Пурга работает по полной программе. Потоки снега несутся, как в аэродинамической трубе. В двух шагах ничего не разглядеть, да и сделать эти шаги можно только на карачках. Стоит приподняться, как ветер сшибает с ног. Преодолев полосу препятствий, отделявших меня от камбуза, я попытался приподнять откидную дверь, но не тут-то было. Огромный надув плотно закрыл вход в спасительное убежище. Разыскав в темноте лопату, торчащую у входа, я с остервенением накинулся на сугроб.
Прошло минут пятнадцать, прежде чем мне удалось проникнуть внутрь. Но зато какое блаженство оказаться под защитой надежных палаточных стен. Я торопливо зажег все конфорки и, сбросив на пол промороженную шубу, с чувством блаженного покоя окунулся в теплые потоки воздуха. Согревшись, я принялся за привычную работу.
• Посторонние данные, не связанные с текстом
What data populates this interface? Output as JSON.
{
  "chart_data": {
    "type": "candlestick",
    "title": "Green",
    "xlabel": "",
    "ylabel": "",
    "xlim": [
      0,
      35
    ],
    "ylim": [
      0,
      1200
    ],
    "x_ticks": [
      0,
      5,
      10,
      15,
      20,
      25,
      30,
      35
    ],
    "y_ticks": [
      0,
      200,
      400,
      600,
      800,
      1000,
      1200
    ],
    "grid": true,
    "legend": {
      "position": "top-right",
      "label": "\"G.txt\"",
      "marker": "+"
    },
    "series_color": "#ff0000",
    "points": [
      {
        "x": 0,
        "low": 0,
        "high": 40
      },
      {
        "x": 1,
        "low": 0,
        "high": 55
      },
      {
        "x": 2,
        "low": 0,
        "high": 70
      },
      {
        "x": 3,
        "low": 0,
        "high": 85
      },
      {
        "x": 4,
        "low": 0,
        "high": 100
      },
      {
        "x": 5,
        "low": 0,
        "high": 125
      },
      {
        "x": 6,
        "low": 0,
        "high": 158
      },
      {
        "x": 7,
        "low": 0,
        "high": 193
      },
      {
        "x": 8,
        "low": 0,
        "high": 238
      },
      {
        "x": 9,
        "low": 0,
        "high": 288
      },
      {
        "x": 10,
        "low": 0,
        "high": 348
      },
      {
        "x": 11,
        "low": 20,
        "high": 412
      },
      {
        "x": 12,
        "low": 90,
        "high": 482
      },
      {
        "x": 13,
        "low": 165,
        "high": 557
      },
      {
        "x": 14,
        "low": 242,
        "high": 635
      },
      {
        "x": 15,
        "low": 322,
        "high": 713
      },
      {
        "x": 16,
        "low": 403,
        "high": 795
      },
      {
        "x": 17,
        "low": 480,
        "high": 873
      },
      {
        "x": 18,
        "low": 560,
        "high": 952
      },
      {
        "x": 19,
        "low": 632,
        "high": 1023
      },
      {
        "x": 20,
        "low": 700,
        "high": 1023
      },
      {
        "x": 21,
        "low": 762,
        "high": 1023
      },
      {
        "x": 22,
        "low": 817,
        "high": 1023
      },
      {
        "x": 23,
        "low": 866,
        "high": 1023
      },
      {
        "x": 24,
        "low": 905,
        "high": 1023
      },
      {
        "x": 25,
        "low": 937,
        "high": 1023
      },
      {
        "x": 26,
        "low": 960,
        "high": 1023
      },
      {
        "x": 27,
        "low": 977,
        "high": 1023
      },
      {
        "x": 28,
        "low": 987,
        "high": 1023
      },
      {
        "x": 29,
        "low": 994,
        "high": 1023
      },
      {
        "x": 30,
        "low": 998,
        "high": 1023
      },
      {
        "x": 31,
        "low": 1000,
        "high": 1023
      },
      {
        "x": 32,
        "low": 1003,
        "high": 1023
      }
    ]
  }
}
К счастью, все необходимые продукты накануне я принес со склада и теперь принялся резать, шинковать, открывать банки с консервами, то и дело похваливая себя за предусмотрительность. Поставив оттаивать побелевшие от инея антрекоты, развесив под потолком на веревочках замерзшие буханки хлеба, я нарубил оленины и поставил вариться на плитку. Полистав свой кулинарный талмуд, я решил удивить моих едоков настоящим украинским борщом. И хотя это был первый борщ в моей биографии, я не сомневался в успехе, ибо твердо следовал совету Водопьянова - мяса должно быть больше, чем воды. Выждав, когда мясо проварилось, я набухал в кастрюлю свежего картофеля, сухого лука, моркови, добавил томат-пасты и сунул пару стручков красного перца. Борщ выглядел весьма аппетитно. Его бордовая поверхность отливала узорами жира, сквозь которые, словно рифы, проглядывали сочные мослы. Наконец все собрались за столом, принюхиваясь к ароматному, клубившемуся над кастрюлей пару.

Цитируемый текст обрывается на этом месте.